La Confederación Española de Talleres de Reparación de Automóviles y Afines (Cetraa) y la Federación de Concesionarios de Automóviles (Faconauto) han denunciado ante el Tribunal de Defensa de la Competencia la imposición de un baremo de materiales de pintura a las más de 20 compañías aseguradoras que conforman el Instituto de Investigación Centro Zaragoza, entre ellas Lagun Aro, Seguros Bilbao, Allianz y Mapfre. Los denunciantes entienden que estos baremos no están ajustados a la normativa legal, dado que no pueden llegar a acuerdos de precios ni de métodos de tiempos que no respetan las exigencias técnicas que marca el constructor.
La denuncia indica que los peritos tasan los daños por debajo del valor real, condicionados por las aseguradoras. Los perjudicados son los talleres de reparación y los clientes de los mismos -los asegurados de las compañías-, puesto que «es imposible para el taller y para el consumidor, cuando resultan varias piezas afectadas, desglosar el tiempo por cada operación dado el nulo rigor científico del mismo, ya que toma sus bases de cálculo de meras estimaciones parciales, e incluso, con vistas a obtener un mayor rendimiento económico del proceso de reparación de pintura de los vehículos dañados». Asimismo, señalan que este baremo ha supuesto una reducción de entre el 11% y el 25% en la rentabilidad de las reparaciones, y en menos de seis años ha pasado de tener una penetración en el mercado del 0% al 48%.
Diálogo y consenso
«Un baremo que no tiene ningún tipo de presencia en las relaciones entre los talleres, los peritos y las compañías aseguradoras, que tiene esta penetración en el mercado tan rápida, hace pensar que ha sido claramente impuesto», así lo expresó Juan Mª López Osa, secretario general de la Asociación de Empresarios de Automoción de Gipuzkoa (AEGA), ayer en rueda de prensa en San Sebastián para informar del caso.
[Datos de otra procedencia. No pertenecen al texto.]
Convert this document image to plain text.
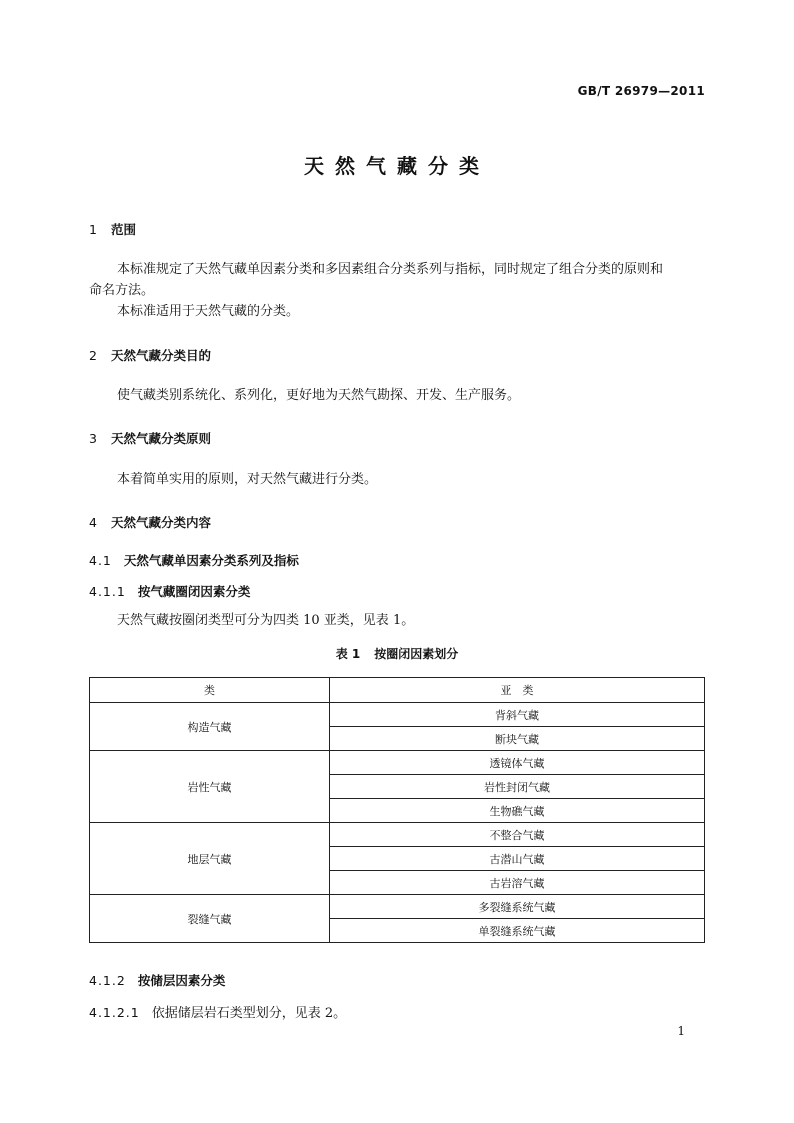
GB/T 26979—2011
天然气藏分类
1 范围
本标准规定了天然气藏单因素分类和多因素组合分类系列与指标，同时规定了组合分类的原则和
命名方法。
本标准适用于天然气藏的分类。
2 天然气藏分类目的
使气藏类别系统化、系列化，更好地为天然气勘探、开发、生产服务。
3 天然气藏分类原则
本着简单实用的原则，对天然气藏进行分类。
4 天然气藏分类内容
4.1 天然气藏单因素分类系列及指标
4.1.1 按气藏圈闭因素分类
天然气藏按圈闭类型可分为四类 10 亚类，见表 1。
表 1 按圈闭因素划分
类	亚　类
构造气藏	背斜气藏
	断块气藏
岩性气藏	透镜体气藏
	岩性封闭气藏
	生物礁气藏
地层气藏	不整合气藏
	古潜山气藏
	古岩溶气藏
裂缝气藏	多裂缝系统气藏
	单裂缝系统气藏
4.1.2 按储层因素分类
4.1.2.1 依据储层岩石类型划分，见表 2。
1
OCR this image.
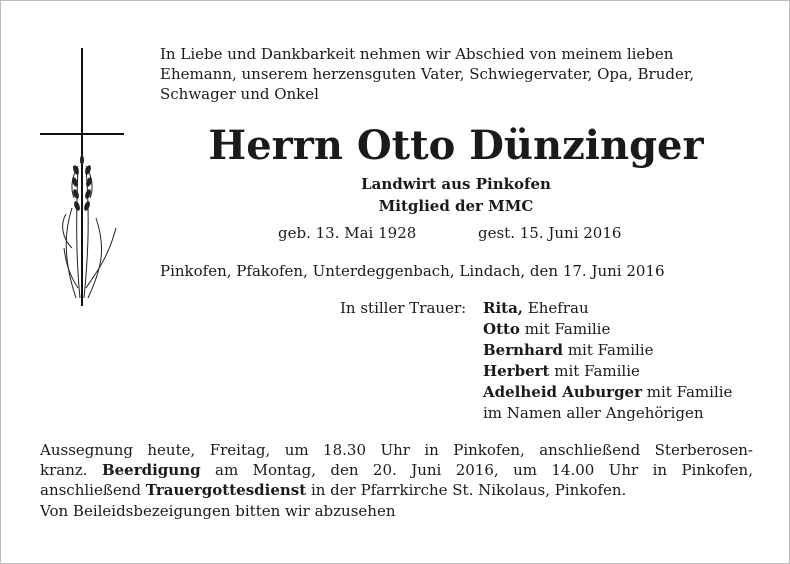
In Liebe und Dankbarkeit nehmen wir Abschied von meinem lieben
Ehemann, unserem herzensguten Vater, Schwiegervater, Opa, Bruder,
Schwager und Onkel
Herrn Otto Dünzinger
Landwirt aus Pinkofen
Mitglied der MMC
geb. 13. Mai 1928	gest. 15. Juni 2016
Pinkofen, Pfakofen, Unterdeggenbach, Lindach, den 17. Juni 2016
In stiller Trauer: Rita, Ehefrau
Otto mit Familie
Bernhard mit Familie
Herbert mit Familie
Adelheid Auburger mit Familie
im Namen aller Angehörigen
Aussegnung heute, Freitag, um 18.30 Uhr in Pinkofen, anschließend Sterberosen-
kranz. Beerdigung am Montag, den 20. Juni 2016, um 14.00 Uhr in Pinkofen,
anschließend Trauergottesdienst in der Pfarrkirche St. Nikolaus, Pinkofen.
Von Beileidsbezeigungen bitten wir abzusehen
También asistieron Luis Ursúa, secretario general de la Asociación Navarra de Talleres de Reparación de Vehículos, y Mª Carmen Antúnez, tesorera de AEGA y Cetraa y miembro del comité ejecutivo de ambas entidades.
López Osa aseguró que «no se pretenden sanciones sino que exista una situación de diálogo, que haya un consenso en el que también participen los consumidores y los peritos», y puntualizó en que «el hecho de que los seguros estén fijando los precios inferiores al taller provoca que no haya un relevo generacional en el sector porque carece de rentabilidad». Igualmente, recordó que en Italia ya existe una ley que impide renunciar al derecho del usuario a elegir el taller y no acudir al que le indica su aseguradora, mientras que en España se está creando una «situación de oligopolio».